The team extracted DNA from R. filosa, which in culture grows as an acellular syncytium with thousands of nuclei, and sequenced it using Roche/454 and Illumina platforms. The researchers found that the genome was highly repetitive and contained 40,443 predicted protein-coding genes, over half of which may be unique to R. filosa. One category of genes that appeared specific to R. filosa included a class of molecular motor proteins called kinesins. The researchers also unearthed genetic evidence to suggest that R. filosa can switch from an acellular syncytium to a single-celled, flagellated sexual state, a phenomenon that has never been observed in the lab.

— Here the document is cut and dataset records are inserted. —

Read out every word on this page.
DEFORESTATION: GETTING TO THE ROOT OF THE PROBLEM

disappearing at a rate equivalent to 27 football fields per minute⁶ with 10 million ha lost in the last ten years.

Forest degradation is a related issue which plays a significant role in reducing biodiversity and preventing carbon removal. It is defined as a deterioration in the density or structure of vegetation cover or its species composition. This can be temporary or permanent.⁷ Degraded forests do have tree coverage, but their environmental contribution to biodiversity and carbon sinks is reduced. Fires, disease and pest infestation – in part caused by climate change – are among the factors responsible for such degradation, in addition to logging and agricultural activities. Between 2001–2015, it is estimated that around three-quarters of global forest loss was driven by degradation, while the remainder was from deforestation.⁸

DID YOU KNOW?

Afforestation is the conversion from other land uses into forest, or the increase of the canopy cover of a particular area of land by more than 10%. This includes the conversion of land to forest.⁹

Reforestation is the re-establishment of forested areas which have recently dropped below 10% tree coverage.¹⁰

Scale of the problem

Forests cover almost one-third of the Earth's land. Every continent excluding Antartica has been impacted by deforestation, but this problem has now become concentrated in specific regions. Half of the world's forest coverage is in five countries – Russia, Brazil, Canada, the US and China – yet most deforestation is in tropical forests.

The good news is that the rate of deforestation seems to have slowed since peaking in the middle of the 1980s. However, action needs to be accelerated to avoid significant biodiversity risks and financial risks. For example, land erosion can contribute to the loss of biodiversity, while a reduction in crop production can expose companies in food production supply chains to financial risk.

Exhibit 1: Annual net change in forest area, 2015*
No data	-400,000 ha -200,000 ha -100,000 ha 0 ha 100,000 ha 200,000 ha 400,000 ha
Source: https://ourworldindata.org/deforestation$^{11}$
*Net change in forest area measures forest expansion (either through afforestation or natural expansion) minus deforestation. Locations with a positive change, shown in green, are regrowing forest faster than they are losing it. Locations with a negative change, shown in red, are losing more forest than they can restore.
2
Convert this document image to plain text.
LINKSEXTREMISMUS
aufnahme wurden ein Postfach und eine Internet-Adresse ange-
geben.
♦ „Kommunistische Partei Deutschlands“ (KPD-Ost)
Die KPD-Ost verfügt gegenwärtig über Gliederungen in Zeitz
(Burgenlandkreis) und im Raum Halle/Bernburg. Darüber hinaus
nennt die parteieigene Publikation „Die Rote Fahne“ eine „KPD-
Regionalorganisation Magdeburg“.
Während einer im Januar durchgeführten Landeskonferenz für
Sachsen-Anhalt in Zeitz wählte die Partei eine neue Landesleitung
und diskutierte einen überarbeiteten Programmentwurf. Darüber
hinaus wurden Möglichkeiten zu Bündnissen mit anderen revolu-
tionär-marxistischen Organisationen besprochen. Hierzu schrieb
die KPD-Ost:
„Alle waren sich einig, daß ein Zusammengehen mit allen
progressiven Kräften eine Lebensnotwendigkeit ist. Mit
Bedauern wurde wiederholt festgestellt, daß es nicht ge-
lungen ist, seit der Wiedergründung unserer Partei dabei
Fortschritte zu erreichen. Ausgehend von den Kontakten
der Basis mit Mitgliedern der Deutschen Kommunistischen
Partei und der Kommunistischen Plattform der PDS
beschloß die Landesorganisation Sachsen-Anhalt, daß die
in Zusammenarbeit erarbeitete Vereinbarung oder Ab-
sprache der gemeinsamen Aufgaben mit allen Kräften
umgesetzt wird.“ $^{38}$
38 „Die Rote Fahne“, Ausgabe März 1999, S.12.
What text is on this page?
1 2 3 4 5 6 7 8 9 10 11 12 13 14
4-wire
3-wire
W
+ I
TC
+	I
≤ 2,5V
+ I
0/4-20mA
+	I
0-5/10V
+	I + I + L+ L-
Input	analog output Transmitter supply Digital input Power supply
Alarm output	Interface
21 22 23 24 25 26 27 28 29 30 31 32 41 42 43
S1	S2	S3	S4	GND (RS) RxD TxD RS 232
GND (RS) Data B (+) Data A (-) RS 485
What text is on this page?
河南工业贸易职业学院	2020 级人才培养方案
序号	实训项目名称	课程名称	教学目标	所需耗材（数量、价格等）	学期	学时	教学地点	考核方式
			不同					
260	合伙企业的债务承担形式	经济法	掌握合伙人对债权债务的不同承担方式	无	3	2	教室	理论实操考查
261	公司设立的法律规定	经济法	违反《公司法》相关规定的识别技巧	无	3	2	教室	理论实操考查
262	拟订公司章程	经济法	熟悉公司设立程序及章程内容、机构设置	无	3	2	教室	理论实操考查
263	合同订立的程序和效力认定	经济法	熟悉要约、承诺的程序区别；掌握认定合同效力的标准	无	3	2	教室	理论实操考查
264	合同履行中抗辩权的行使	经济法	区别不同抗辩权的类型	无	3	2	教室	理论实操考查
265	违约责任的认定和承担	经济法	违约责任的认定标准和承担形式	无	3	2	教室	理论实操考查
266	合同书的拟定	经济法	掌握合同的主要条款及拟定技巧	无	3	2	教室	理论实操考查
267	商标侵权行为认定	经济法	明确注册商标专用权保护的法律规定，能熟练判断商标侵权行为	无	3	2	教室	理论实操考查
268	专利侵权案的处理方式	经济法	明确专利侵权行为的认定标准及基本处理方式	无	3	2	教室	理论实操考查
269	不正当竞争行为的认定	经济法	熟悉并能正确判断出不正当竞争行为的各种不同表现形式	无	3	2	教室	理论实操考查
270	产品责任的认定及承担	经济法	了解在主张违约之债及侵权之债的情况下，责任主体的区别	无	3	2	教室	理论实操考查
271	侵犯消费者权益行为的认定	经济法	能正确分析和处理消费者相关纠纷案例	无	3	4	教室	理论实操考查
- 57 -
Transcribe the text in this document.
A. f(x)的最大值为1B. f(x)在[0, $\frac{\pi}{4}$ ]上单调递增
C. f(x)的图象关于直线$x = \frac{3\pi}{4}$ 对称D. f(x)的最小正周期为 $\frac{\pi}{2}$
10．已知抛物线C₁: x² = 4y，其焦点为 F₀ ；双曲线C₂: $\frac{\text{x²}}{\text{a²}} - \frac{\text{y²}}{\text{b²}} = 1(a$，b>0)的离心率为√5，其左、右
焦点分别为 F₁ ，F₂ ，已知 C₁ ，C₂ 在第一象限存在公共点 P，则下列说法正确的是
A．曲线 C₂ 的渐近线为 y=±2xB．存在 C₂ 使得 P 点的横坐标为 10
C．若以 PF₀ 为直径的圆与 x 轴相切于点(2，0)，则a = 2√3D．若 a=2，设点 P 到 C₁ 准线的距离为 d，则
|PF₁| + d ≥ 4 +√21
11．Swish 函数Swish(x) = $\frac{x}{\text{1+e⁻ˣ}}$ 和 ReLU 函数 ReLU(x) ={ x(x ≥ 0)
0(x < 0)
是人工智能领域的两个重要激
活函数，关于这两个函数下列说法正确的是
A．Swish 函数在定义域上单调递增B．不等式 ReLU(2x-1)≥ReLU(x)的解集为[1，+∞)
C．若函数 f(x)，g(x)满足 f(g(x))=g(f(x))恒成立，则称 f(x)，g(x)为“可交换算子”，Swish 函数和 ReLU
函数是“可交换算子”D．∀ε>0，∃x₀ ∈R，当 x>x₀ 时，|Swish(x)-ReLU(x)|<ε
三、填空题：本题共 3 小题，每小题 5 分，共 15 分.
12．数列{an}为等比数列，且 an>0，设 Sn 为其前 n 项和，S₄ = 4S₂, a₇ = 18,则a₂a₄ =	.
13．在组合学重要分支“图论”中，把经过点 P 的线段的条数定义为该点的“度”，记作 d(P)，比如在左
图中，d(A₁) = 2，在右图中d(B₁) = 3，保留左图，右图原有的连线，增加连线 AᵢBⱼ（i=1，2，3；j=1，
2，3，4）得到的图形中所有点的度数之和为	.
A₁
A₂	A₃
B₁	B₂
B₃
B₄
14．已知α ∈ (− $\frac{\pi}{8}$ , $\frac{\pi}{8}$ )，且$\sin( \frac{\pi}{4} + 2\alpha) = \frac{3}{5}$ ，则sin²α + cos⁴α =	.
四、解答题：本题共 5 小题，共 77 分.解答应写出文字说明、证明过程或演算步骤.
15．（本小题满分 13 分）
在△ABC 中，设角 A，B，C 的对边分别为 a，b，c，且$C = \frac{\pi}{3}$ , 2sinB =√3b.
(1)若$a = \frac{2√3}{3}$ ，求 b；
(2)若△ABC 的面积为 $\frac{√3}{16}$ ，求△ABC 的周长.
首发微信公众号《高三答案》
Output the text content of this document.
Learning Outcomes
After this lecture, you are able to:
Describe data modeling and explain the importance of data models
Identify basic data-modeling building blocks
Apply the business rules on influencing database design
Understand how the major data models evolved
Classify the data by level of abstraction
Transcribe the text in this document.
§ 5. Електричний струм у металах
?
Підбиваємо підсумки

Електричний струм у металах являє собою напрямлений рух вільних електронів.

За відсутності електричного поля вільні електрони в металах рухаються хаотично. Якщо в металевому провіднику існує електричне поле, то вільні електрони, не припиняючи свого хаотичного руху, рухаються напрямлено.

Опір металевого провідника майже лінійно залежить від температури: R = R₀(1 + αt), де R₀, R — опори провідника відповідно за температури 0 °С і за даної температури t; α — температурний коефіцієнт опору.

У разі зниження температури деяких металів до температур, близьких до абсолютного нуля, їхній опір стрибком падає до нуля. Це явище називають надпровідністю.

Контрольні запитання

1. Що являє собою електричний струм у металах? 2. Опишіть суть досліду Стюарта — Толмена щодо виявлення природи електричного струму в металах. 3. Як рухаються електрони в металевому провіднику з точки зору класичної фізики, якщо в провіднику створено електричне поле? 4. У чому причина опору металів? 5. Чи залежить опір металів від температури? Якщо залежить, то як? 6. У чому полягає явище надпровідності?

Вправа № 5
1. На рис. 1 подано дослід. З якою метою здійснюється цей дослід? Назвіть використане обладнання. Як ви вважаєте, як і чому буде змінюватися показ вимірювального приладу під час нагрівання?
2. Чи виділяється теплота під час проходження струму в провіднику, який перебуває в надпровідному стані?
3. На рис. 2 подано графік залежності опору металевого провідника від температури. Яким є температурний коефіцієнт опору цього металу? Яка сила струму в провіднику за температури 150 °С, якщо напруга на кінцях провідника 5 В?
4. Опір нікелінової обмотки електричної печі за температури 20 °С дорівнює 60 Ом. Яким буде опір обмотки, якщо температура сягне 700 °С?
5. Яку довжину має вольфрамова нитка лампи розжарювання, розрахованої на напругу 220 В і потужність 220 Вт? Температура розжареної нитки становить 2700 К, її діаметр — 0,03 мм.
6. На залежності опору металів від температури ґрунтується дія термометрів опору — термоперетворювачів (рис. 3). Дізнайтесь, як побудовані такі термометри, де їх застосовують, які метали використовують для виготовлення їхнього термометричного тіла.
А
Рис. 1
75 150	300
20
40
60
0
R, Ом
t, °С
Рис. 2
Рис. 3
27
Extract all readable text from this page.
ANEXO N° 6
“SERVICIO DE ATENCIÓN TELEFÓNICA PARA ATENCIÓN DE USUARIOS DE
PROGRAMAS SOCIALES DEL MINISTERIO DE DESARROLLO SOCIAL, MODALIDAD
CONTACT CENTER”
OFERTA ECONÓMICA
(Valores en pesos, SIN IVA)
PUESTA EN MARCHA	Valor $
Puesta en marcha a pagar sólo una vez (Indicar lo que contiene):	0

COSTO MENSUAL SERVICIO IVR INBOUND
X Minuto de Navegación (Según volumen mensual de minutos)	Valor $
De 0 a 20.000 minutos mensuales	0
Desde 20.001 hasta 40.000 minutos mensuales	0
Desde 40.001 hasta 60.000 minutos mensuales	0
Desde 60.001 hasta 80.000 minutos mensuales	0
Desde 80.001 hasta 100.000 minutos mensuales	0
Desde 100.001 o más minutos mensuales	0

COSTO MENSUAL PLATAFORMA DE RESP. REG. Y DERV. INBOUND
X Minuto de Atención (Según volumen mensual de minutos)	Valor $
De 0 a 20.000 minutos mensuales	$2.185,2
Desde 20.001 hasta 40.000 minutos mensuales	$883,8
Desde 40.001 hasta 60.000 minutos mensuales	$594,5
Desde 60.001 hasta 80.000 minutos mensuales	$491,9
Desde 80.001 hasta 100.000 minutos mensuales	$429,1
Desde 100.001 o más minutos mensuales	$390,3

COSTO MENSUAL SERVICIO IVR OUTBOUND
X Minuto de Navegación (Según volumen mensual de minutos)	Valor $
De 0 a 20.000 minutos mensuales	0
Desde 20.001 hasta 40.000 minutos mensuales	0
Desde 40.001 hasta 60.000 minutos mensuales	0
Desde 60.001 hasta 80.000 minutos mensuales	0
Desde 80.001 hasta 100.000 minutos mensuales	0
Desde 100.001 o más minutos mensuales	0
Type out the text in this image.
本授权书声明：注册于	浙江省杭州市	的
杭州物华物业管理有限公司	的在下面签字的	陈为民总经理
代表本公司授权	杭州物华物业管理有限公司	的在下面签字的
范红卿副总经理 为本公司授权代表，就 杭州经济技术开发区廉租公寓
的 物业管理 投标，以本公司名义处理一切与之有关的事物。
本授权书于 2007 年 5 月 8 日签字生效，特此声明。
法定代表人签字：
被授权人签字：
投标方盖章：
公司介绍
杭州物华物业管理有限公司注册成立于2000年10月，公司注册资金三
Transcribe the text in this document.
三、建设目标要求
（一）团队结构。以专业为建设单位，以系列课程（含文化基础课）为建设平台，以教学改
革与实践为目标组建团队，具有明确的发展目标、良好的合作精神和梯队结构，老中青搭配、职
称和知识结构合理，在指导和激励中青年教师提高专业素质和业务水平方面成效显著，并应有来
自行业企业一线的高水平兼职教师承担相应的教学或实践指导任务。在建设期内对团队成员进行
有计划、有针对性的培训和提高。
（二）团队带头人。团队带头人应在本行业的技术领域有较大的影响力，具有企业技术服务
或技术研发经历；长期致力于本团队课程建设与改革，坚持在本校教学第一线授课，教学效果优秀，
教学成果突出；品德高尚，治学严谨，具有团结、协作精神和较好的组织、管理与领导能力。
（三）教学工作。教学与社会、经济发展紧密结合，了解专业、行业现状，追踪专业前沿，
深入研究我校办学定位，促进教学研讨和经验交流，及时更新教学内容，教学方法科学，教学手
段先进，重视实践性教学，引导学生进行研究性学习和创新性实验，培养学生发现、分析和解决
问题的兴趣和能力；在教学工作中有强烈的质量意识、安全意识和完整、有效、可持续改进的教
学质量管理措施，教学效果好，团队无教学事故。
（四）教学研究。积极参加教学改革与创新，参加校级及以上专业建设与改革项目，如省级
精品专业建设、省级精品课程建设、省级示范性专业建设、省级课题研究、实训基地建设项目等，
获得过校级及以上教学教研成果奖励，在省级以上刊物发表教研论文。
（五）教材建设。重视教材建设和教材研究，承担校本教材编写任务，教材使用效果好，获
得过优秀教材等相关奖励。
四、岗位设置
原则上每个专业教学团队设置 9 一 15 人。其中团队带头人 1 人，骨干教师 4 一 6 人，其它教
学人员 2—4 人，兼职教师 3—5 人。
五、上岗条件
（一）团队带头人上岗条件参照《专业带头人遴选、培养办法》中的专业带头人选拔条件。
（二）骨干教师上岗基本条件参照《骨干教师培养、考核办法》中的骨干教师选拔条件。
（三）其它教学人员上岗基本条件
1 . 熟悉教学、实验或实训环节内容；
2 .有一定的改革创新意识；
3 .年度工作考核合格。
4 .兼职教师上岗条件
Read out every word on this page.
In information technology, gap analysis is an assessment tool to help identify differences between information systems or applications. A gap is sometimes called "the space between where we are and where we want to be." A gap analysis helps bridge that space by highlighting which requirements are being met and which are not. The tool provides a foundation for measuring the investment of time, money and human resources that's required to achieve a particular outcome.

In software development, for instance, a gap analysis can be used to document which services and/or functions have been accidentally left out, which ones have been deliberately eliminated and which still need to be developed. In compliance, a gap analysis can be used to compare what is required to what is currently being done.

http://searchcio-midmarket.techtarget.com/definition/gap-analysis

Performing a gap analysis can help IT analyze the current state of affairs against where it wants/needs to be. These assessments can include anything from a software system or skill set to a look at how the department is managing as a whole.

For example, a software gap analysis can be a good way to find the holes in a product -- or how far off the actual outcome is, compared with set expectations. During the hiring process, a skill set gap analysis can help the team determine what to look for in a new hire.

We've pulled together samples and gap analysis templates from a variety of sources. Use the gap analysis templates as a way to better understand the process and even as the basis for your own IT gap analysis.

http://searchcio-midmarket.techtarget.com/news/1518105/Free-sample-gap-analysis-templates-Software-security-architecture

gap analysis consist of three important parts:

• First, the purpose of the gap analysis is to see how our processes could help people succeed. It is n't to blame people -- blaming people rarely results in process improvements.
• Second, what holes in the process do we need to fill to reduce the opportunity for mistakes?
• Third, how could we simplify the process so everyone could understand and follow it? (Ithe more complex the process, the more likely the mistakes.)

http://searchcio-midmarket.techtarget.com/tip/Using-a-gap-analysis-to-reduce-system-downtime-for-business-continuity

“As a representative of the so far poorly sampled supergroup of Rhizaria, R. filosa provides insights into Rhizaria evolution and general eukaryote conditions,” the authors wrote in their paper. “Thus, it allows the narrowing down of the minimally required eukaryote gene complement.”

Methanol metabolizer

WIKIMEDIA, GERD GELLISSENSpecies: Hansenula polymorpha DL1
Genome Size: 9 million base pairs

Methylotrophic yeasts, which are able to use methanol as their only energy source, are frequently used in the lab to study methanol metabolism and, increasingly, also for industrial protein production. Researchers from Germany and Russia have sequenced the genome of methylotrophic species Hansenula polymorpha DL1. Their work was published last year (November 27) in BMC Genomics.

The H. polymorpha nuclear genome contains seven chromosomes and is about 9 megabases in size, while the mitochondrial genome is about 42 kilobases. The researchers found 5,325 predicted protein-coding genes, which represent nearly 85 percent of the genome. They also examined the regions of the chromosomes close to the telomeres and observed an enrichment of metabolic genes. The team compared the transcriptomes of H. polymorpha grown in methanol and in glucose. In the methanol-grown cells, the team saw an upregulation of genes related to biogenesis of the peroxisome—an organelle that is essential for methanol use—beyond previously published microarray data. Comparative genomic analyses revealed that H. polymorpha is more closely related to the non-methylotrophic yeast Dekkera bruxellensis than to the methylotrophic species Pichia pastoris.

“Our results open new opportunities for in-depth understanding of many aspects of H. polymorphalife cycle, physiology, and metabolism as well as genome evolution in methylotrophic yeasts,” the authors wrote in their paper.